C'est donc un exercice d'analyse et de découpage dans le temps et dans l'espace que nous sommes appelés à faire, en liaison avec l'autorité concernée. Le président de la Commission consultative est en effet habilité, dans le cadre des pouvoirs d'investigation qu'il a reçu de la loi, à poser à tout agent les questions qu'il souhaite. Cela lui permet de compléter l'information de la commission et d'éclairer son jugement avant de rendre son avis.

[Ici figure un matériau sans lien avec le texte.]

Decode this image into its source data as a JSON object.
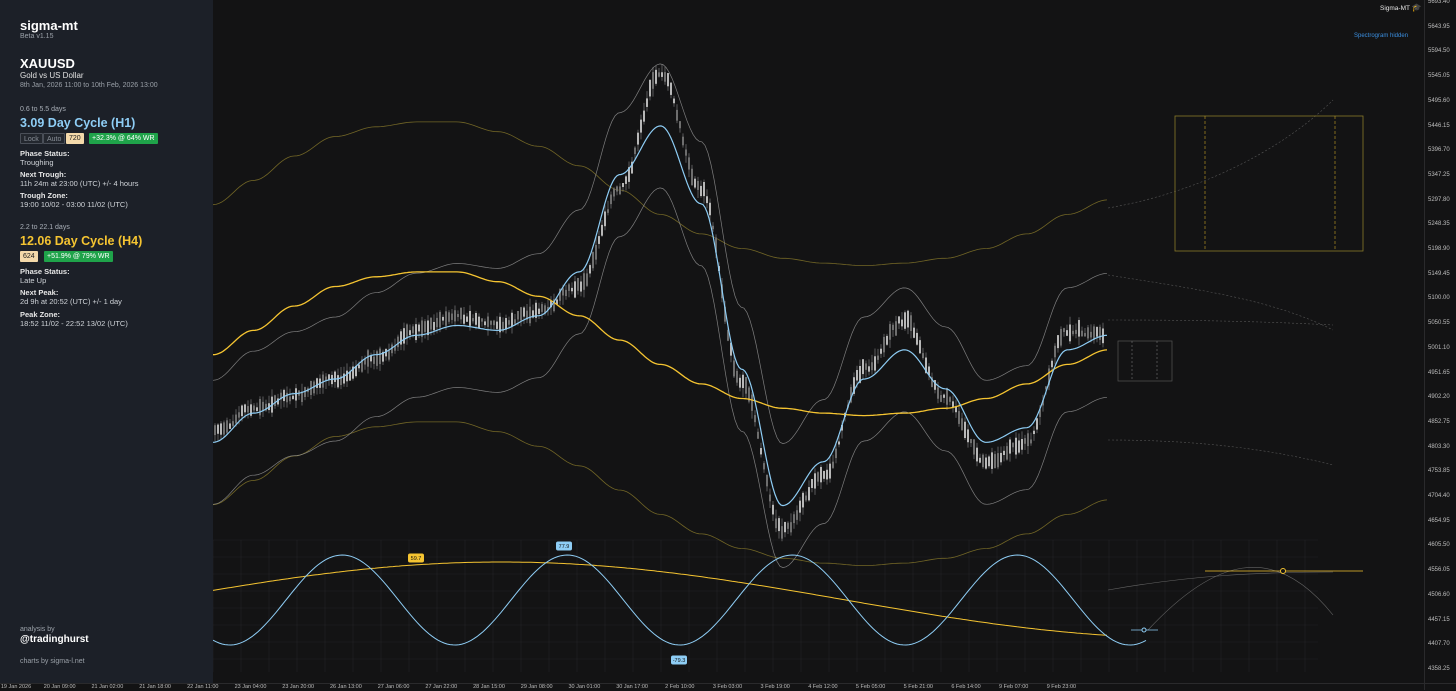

On pourrait observer que l'avis de la Commission consultative n'a pas une si grande importance, l'autorité administrative n'étant pas obligée de s'y conformer pour prendre sa décision. Mais nous partons du postulat selon lequel tout avis favorable emporte une décision favorable au déclassement, et donc le versement des documents concernés au dossier judiciaire. Dès lors, soit l'affaire n'intéresse personne et on n'en entend jamais parler, soit, au contraire, tout est publié dès le lendemain dans tous les journaux.